The growing use and accuracy of facial recognition technologies pose a significant risk to the public’s protected interests. Accordingly, the DPAs emphasized that such technology must meet rigorous legal standards:
- Legitimate interest can provide a legal basis for the processing where biometric templates are temporarily created (“for a logical second”) to compare them with existing templates that were created after obtaining valid consent. Temporary templates must be deleted immediately after such comparison, and the data subject must always be sufficiently informed.
- The storage of biometric templates relating to third parties who cannot provide consent is unlawful.
This Resolution concerns the Proposed Regulation’s “One-Stop-Shop” regulatory model, as well as other proposals currently being considered by the European Council. Regarding these proposals, the DPAs outlined certain key elements that should be reflected in the future regulatory model, including:
- Wherever data subjects in a particular EU member state are affected by data processing, the relevant national DPA should be responsible, regardless of whether the data controller has an establishment in the relevant state or not.
- The “One-Stop-Shop” principle should apply where a company maintains establishments in several different EU Member States. The DPA responsible for compliance at the company’s headquarters should be the lead authority, and should closely cooperate with the other relevant DPAs, but data subjects should always be free to contact their local DPAs. The lead authority should work toward consensus with the other relevant DPAs.
- There is no need for a formal, time-limited procedure to obtain EU-wide privacy decisions. Responsibility for data protection compliance should not be shifted to the data protection authorities.
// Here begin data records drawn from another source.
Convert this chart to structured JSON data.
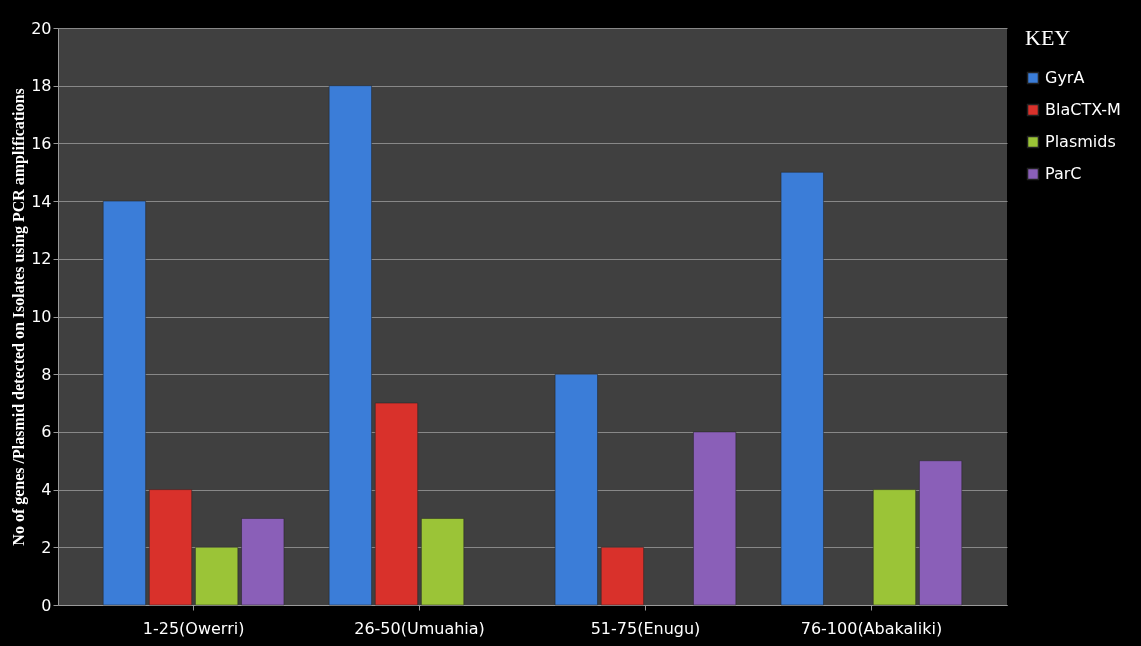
{
  "chart_data": {
    "type": "bar",
    "ylabel": "No of genes /Plasmid detected on Isolates using PCR amplifications",
    "legend_title": "KEY",
    "categories": [
      "1-25(Owerri)",
      "26-50(Umuahia)",
      "51-75(Enugu)",
      "76-100(Abakaliki)"
    ],
    "series": [
      {
        "name": "GyrA",
        "color": "#3b7dd8",
        "values": [
          14,
          18,
          8,
          15
        ]
      },
      {
        "name": "BlaCTX-M",
        "color": "#d9312b",
        "values": [
          4,
          7,
          2,
          null
        ]
      },
      {
        "name": "Plasmids",
        "color": "#9bc437",
        "values": [
          2,
          3,
          null,
          4
        ]
      },
      {
        "name": "ParC",
        "color": "#8a5fb8",
        "values": [
          3,
          null,
          6,
          5
        ]
      }
    ],
    "ylim": [
      0,
      20
    ],
    "yticks": [
      0,
      2,
      4,
      6,
      8,
      10,
      12,
      14,
      16,
      18,
      20
    ],
    "grid": "y",
    "legend": "right"
  }
}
Building on their earlier Resolution concerning mass surveillance by the U.S. National Security Agency, the DPAs have provided a more detailed set of measures to be implemented. Their demands, which are listed in an Annex to the Resolution, include:
- Increased use of encryption technologies in a variety of scenarios;
- Further development of measures to protect traffic data (including metadata);
- More anonymous communications products;
- Development of optional localized Internet routing;
- Higher encryption standards for mobile communications and restrictions on geolocation;
- Restriction of cloud computing to trustworthy and certified providers if personal data are processed;
- Increased use of certified and open source software; and
- Increased public spending on IT security.
In this detailed Resolution, the DPAs reiterated their position that public authorities using social networks for prosecution purposes is highly problematic, emphasizing public authorities can only use social networks for prosecutions if the networks fully comply with the provisions of the German Telemedia Act, especially as regards anonymization and pseudonymization.
The previous Conference was held in Bremen in October 2013.